But I gave it a shot, anyway. Candidates were given five minutes to talk about themselves. I listed my experience as a journalist, asking hard questions in news stories and learning to think in terms of the public interest. I also talked about working on the Snake River for 13 seasons, learning a lot about running a small business and a tight ship from the Barker and Ewing families.
Because the Tea Party is concerned about spending, I emphasized that we need a more conservative approach. Too often, that word becomes disassociated from its root, “conserve,” which is a big part of my life.
One area where we need to take a hard look at reining in spending, I told the audience, is law enforcement. The town and county spend a combined $8 million per year on the sheriff’s office and town police. In a small, rural community where national park rangers, national forest rangers, state game wardens and state highway patrol troopers also help enforce the laws, it makes no sense to spend so much money on two sets of local cops.
Our state representatives have tried to work on consolidating town and county government, but have run into resistance from lawmakers elsewhere in the state. We have budgetary authority to consolidate the town police with the sheriff’s office, as our community has done with planning, parks and rec and other agencies. I would give the town and county law enforcement budget close scrutiny and advocate for more budgetary consolidation where it makes sense.
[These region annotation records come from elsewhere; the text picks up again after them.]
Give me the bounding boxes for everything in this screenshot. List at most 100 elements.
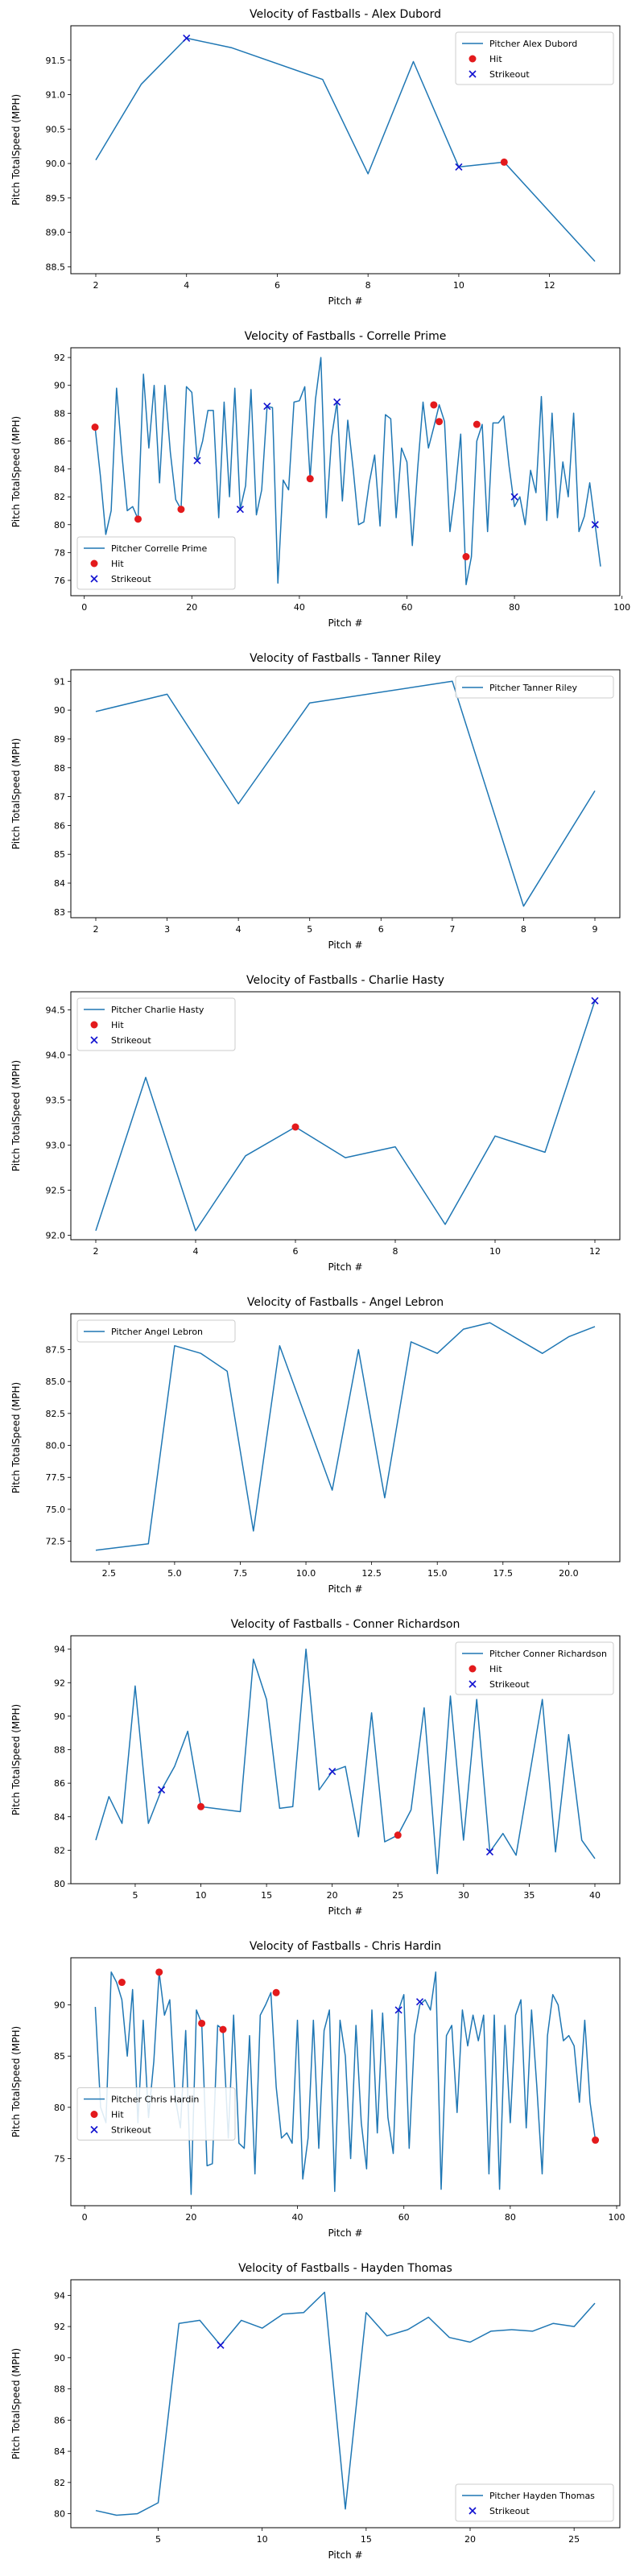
y-tick-label: 91.5 [46, 56, 66, 66]
plot-frame [70, 991, 621, 1241]
x-tick-label: 10 [257, 2534, 268, 2545]
x-tick-label: 12.5 [361, 1568, 382, 1579]
legend-label: Strikeout [111, 2125, 151, 2136]
legend-hit-swatch [90, 559, 98, 568]
legend: Pitcher Tanner Riley [455, 675, 614, 699]
y-tick-label: 82 [54, 492, 65, 502]
chart-panel: Velocity of Fastballs - Alex Dubord Pitch… [0, 0, 644, 322]
plot-frame [70, 1313, 621, 1563]
x-tick-label: 20 [185, 2212, 196, 2223]
hit-marker [500, 158, 508, 166]
y-tick-label: 90.5 [46, 124, 66, 134]
series-line [95, 680, 596, 907]
y-tick-label: 82 [54, 2478, 65, 2488]
x-tick-label: 6 [378, 924, 384, 935]
hit-marker [198, 2019, 206, 2027]
y-tick-label: 88.5 [46, 262, 66, 272]
legend-entry-strikeout: Strikeout [469, 1679, 530, 1690]
y-tick-label: 84 [54, 464, 65, 475]
x-tick-label: 8 [521, 924, 526, 935]
y-tick-label: 92 [54, 353, 65, 363]
x-tick-label: 80 [509, 602, 520, 613]
series-line [95, 37, 596, 262]
legend-label: Strikeout [111, 574, 151, 584]
x-tick-label: 6 [275, 280, 280, 291]
legend-entry-strikeout: Strikeout [90, 574, 151, 584]
x-axis-label: Pitch # [328, 1583, 362, 1595]
plot-frame [70, 1635, 621, 1885]
plot-frame [70, 1957, 621, 2207]
strikeout-stroke [263, 402, 271, 411]
y-tick-label: 86 [54, 436, 65, 447]
hit-marker [91, 423, 99, 431]
y-tick-label: 75 [54, 2153, 65, 2164]
legend-entry-pitcher: Pitcher Hayden Thomas [462, 2491, 595, 2501]
x-tick-label: 15 [361, 2534, 372, 2545]
x-tick-label: 20 [327, 1890, 338, 1901]
legend-label: Pitcher Charlie Hasty [111, 1005, 204, 1015]
legend-entry-pitcher: Pitcher Chris Hardin [84, 2095, 199, 2105]
series-line [94, 357, 601, 585]
chart-title: Velocity of Fastballs - Chris Hardin [250, 1940, 441, 1953]
y-tick-label: 92.0 [46, 1230, 66, 1241]
x-tick-label: 80 [505, 2212, 516, 2223]
series-line [95, 1322, 596, 1551]
legend-label: Hit [489, 54, 502, 64]
legend-label: Pitcher Tanner Riley [489, 683, 577, 693]
hit-marker [219, 2025, 227, 2033]
chart-panel: Velocity of Fastballs - Correlle Prime Pi… [0, 322, 644, 644]
x-tick-label: 10 [453, 280, 464, 291]
chart-title: Velocity of Fastballs - Alex Dubord [250, 8, 441, 21]
x-tick-label: 8 [393, 1246, 398, 1257]
strikeout-marker [158, 1785, 166, 1794]
legend-entry-pitcher: Pitcher Angel Lebron [84, 1327, 203, 1337]
y-tick-label: 89.5 [46, 193, 66, 204]
x-tick-label: 0 [82, 2212, 88, 2223]
y-tick-label: 93.0 [46, 1140, 66, 1150]
legend: Pitcher Correlle Prime Hit Strikeout [76, 536, 236, 590]
y-tick-label: 90 [54, 2353, 65, 2363]
legend-entry-hit: Hit [90, 1020, 124, 1030]
x-tick-label: 3 [164, 924, 170, 935]
legend-label: Pitcher Hayden Thomas [489, 2491, 595, 2501]
strikeout-marker [394, 2006, 402, 2014]
x-tick-label: 100 [609, 2212, 625, 2223]
strikeout-marker [193, 456, 201, 464]
strikeout-marker [217, 2341, 225, 2349]
chart-panel: Velocity of Fastballs - Angel Lebron Pitc… [0, 1288, 644, 1610]
chart-title: Velocity of Fastballs - Tanner Riley [250, 652, 441, 665]
legend-strikeout-swatch [90, 2125, 98, 2134]
y-tick-label: 85 [54, 2051, 65, 2062]
x-axis-label: Pitch # [328, 939, 362, 951]
strikeout-stroke [415, 1998, 424, 2006]
y-tick-label: 87.5 [46, 1344, 66, 1355]
strikeout-stroke [217, 2341, 225, 2349]
y-tick-label: 80 [54, 2103, 65, 2113]
y-tick-label: 78 [54, 547, 65, 558]
legend-label: Hit [111, 1020, 124, 1030]
legend-strikeout-swatch [90, 1036, 98, 1044]
legend-entry-strikeout: Strikeout [469, 2506, 530, 2516]
chart-title: Velocity of Fastballs - Hayden Thomas [238, 2262, 452, 2275]
y-tick-label: 80 [54, 1879, 65, 1889]
y-tick-label: 77.5 [46, 1472, 66, 1483]
legend-entry-hit: Hit [90, 2110, 124, 2120]
y-tick-label: 76 [54, 576, 65, 586]
y-tick-label: 83 [54, 907, 65, 918]
hit-marker [306, 475, 314, 483]
x-tick-label: 5 [132, 1890, 138, 1901]
y-tick-label: 90 [54, 381, 65, 391]
strikeout-marker [328, 1768, 336, 1776]
chart-panel: Velocity of Fastballs - Charlie Hasty Pit… [0, 966, 644, 1288]
y-tick-label: 88 [54, 1745, 65, 1756]
hit-marker [462, 553, 470, 561]
y-tick-label: 80 [54, 2509, 65, 2520]
y-axis-label: Pitch TotalSpeed (MPH) [10, 2348, 22, 2459]
y-tick-label: 91.0 [46, 90, 66, 101]
legend-hit-swatch [469, 55, 477, 63]
legend-label: Strikeout [489, 1679, 530, 1690]
strikeout-stroke [469, 70, 477, 78]
plot-frame [70, 2279, 621, 2529]
y-tick-label: 90 [54, 705, 65, 716]
chart-svg: Velocity of Fastballs - Alex Dubord Pitch… [10, 8, 621, 307]
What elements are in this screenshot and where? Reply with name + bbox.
Jake Nichols wrote in Planet JH Weekly:
Steve Harrington and Jim Stanford predictably played up their strengths. Harrington made sure to mention his previous stint on the Council, as well as his work with the Fair Board and long tenure in the Fire Department. Stanford said that in covering Jackson and its issues as a journalist, he is well qualified to now step in with the fresh voice of an outsider, and the savvy of someone who has also seen the belly of the beast.